Bir düşünün bakalım, özel hayatımız ve iş hayatımızda bizi en üzen şeylerin cogu,  yeterince takdir edilmememizle mi ilgili?

Kendimize sorabilcegimiz diger bir soru da, bugün karşımızdaki insanlarla ilgili kaç iyi düşünceyi kendimize sakladık? Yarın bu düşünceleri paylaşırsak, günümüz daha farklı geçer mi?

Yaptığımız iltifatların dürüstçe, içimizden geldiği için yapılması önemlidir. Hiçbirzaman sırf iltifat etmiş olmak için birşeyler söylemeyin. İçimizden gelmeyerek, doğruluğuna inanmadan ettiğimiz iltifatlar, insanların bize güvenini zedelemekten başka bir işe yaramaz.

3. İlke: Karşınızdakinde güçlü bir istek uyandırın

Herkes öncelikle kendi isteklerine önem verir. İnsanları etkilemenin en etkili yöntemi, onların istediklerinden konuşup, onların bu isteğe ulaşmalarına yardımcı olmaktır. Henry Ford  diyor ki, "başarının sadece bir sırrı olsaydı, bu, sizin diğer insanların bakış açısını anlayıp, olaylara sadece kendinizin değil onların bakış açılarından da bakabilme yeteneğiniz olurdu”.

Karşımızdaki insanın hayallerini, isteklerini ve endişelerini anlayıp, hayata onun açısından bakabildiğimiz zaman, bu ilişkiden hem biz hem de karşımızdaki son derece yararlı çıkacaktır.

Carneige'nin kitabını okumaya başlar başlamaz uyguladığım ve herzaman sonuç veren bir yöntemi paylaşmak isterim. İş ya da özel hayatıma dair bir görüşme olsun, birinin ofisine ya da evine gittiğimde olsun, yaptığım ilk şey, bu kişiye ait fotoğraf, kitap, hobileriyle ilgili ipucu veren dekorları incelemek olur.

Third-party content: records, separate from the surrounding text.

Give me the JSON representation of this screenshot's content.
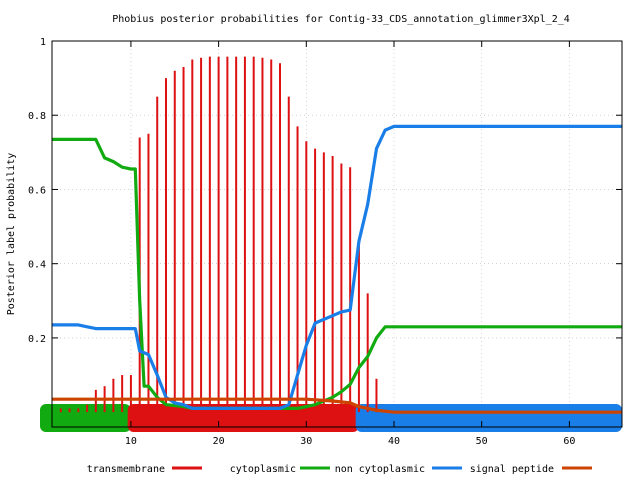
{
  "chart_data": {
    "type": "line",
    "title": "Phobius posterior probabilities for Contig-33_CDS_annotation_glimmer3Xpl_2_4",
    "xlabel": "",
    "ylabel": "Posterior label probability",
    "xlim": [
      1,
      66
    ],
    "ylim": [
      -0.04,
      1.0
    ],
    "x_ticks": [
      10,
      20,
      30,
      40,
      50,
      60
    ],
    "x_tick_labels": [
      "10",
      "20",
      "30",
      "40",
      "50",
      "60"
    ],
    "y_ticks": [
      0.2,
      0.4,
      0.6,
      0.8,
      1.0
    ],
    "y_tick_labels": [
      "0.2",
      "0.4",
      "0.6",
      "0.8",
      "1"
    ],
    "grid": true,
    "legend_position": "bottom",
    "colors": {
      "transmembrane": "#dd1111",
      "cytoplasmic": "#11aa11",
      "non_cytoplasmic": "#1a7ee8",
      "signal_peptide": "#cc4400"
    },
    "segments": [
      {
        "label": "cytoplasmic",
        "from": 1,
        "to": 10
      },
      {
        "label": "transmembrane",
        "from": 11,
        "to": 36
      },
      {
        "label": "non cytoplasmic",
        "from": 37,
        "to": 66
      }
    ],
    "series": [
      {
        "name": "transmembrane",
        "kind": "impulse",
        "x": [
          1,
          2,
          3,
          4,
          5,
          6,
          7,
          8,
          9,
          10,
          11,
          12,
          13,
          14,
          15,
          16,
          17,
          18,
          19,
          20,
          21,
          22,
          23,
          24,
          25,
          26,
          27,
          28,
          29,
          30,
          31,
          32,
          33,
          34,
          35,
          36,
          37,
          38
        ],
        "values": [
          0.0,
          0.01,
          0.01,
          0.01,
          0.02,
          0.06,
          0.07,
          0.09,
          0.1,
          0.1,
          0.74,
          0.75,
          0.85,
          0.9,
          0.92,
          0.93,
          0.95,
          0.955,
          0.958,
          0.958,
          0.958,
          0.958,
          0.958,
          0.958,
          0.955,
          0.95,
          0.94,
          0.85,
          0.77,
          0.73,
          0.71,
          0.7,
          0.69,
          0.67,
          0.66,
          0.45,
          0.32,
          0.09
        ]
      },
      {
        "name": "cytoplasmic",
        "kind": "line",
        "x": [
          1,
          2,
          3,
          4,
          5,
          6,
          7,
          8,
          9,
          10,
          10.5,
          11,
          11.5,
          12,
          13,
          14,
          15,
          16,
          17,
          18,
          19,
          20,
          21,
          22,
          23,
          24,
          25,
          26,
          27,
          28,
          29,
          30,
          31,
          32,
          33,
          34,
          35,
          36,
          37,
          38,
          39,
          40,
          45,
          50,
          55,
          60,
          65,
          66
        ],
        "values": [
          0.735,
          0.735,
          0.735,
          0.735,
          0.735,
          0.735,
          0.685,
          0.675,
          0.66,
          0.655,
          0.655,
          0.3,
          0.07,
          0.07,
          0.04,
          0.02,
          0.018,
          0.015,
          0.01,
          0.01,
          0.01,
          0.01,
          0.01,
          0.01,
          0.01,
          0.01,
          0.01,
          0.01,
          0.01,
          0.01,
          0.01,
          0.015,
          0.02,
          0.03,
          0.04,
          0.055,
          0.075,
          0.12,
          0.15,
          0.2,
          0.23,
          0.23,
          0.23,
          0.23,
          0.23,
          0.23,
          0.23,
          0.23
        ]
      },
      {
        "name": "non cytoplasmic",
        "kind": "line",
        "x": [
          1,
          2,
          3,
          4,
          5,
          6,
          7,
          8,
          9,
          10,
          10.5,
          11,
          12,
          13,
          14,
          15,
          16,
          17,
          18,
          19,
          20,
          21,
          22,
          23,
          24,
          25,
          26,
          27,
          28,
          29,
          30,
          31,
          32,
          33,
          34,
          35,
          36,
          37,
          38,
          39,
          40,
          45,
          50,
          55,
          60,
          65,
          66
        ],
        "values": [
          0.235,
          0.235,
          0.235,
          0.235,
          0.23,
          0.225,
          0.225,
          0.225,
          0.225,
          0.225,
          0.225,
          0.165,
          0.155,
          0.1,
          0.04,
          0.025,
          0.02,
          0.01,
          0.01,
          0.01,
          0.01,
          0.01,
          0.01,
          0.01,
          0.01,
          0.01,
          0.01,
          0.01,
          0.02,
          0.1,
          0.18,
          0.24,
          0.25,
          0.26,
          0.27,
          0.275,
          0.46,
          0.56,
          0.71,
          0.76,
          0.77,
          0.77,
          0.77,
          0.77,
          0.77,
          0.77,
          0.77
        ]
      },
      {
        "name": "signal peptide",
        "kind": "line",
        "x": [
          1,
          5,
          10,
          15,
          20,
          25,
          30,
          33,
          35,
          36,
          37,
          38,
          40,
          45,
          50,
          55,
          60,
          65,
          66
        ],
        "values": [
          0.035,
          0.035,
          0.035,
          0.035,
          0.035,
          0.035,
          0.035,
          0.03,
          0.025,
          0.015,
          0.01,
          0.005,
          0.0,
          0.0,
          0.0,
          0.0,
          0.0,
          0.0,
          0.0
        ]
      }
    ]
  }
}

Bunun için dakikalar geçmesi gerekmiyor, bir kaç saniyede bile gözümüz yeterli ipucu toplar. Daha sonra bu ipuçlarını ortamı yumuşatmak, ve ilişkiyi güzel bir şekilde başlatmak icin kullanırım. Örneğin çocuklarının ya da en son gittiği tatilin resmini gördüysem, bu konularla ilgili sorular sorarım. Karşımdakini ilgiyle dinler ve birkaç soru daha sorarım ama kesinlikle konuştuğumuz konuyla ilgili bana soru sorulsa dahi kendimle ilgili çok vakit geçirmem. Tabi ki insanım, kendimden bahsetmekten çok keyif alırım ama o an o ortamdaki en önemli kişi karşımdakidir.

Hatta geçenlerde bu aynı kural bana karşı uygulandı. İşle ilgili gittiğim bir kokteylde, benim firmamla yakından ilgilendiğini bildiğim biriyle karşılaştım. Bu kişi şuradan buradan konuşurken, konuyu çocuklarıma getirdi. Bir anne icin cocuklarindan daha önemli ne olabilirki? Daha sonra “fotoğrafları varsa gösterir misin?” dedi. Bir taraftan karşımdakinin tekniğinin farkındalığıyla gülümserken, bir taraftan da keyifle çocuklarımın fotoğraflarını göstererek onlardan  bahsediyordum. Nihayetinde ben de insanım ve bu teknikleri çok iyi bilsem de, bu guclu teknikler bana karşı da kolaylıkla kullanılabirler.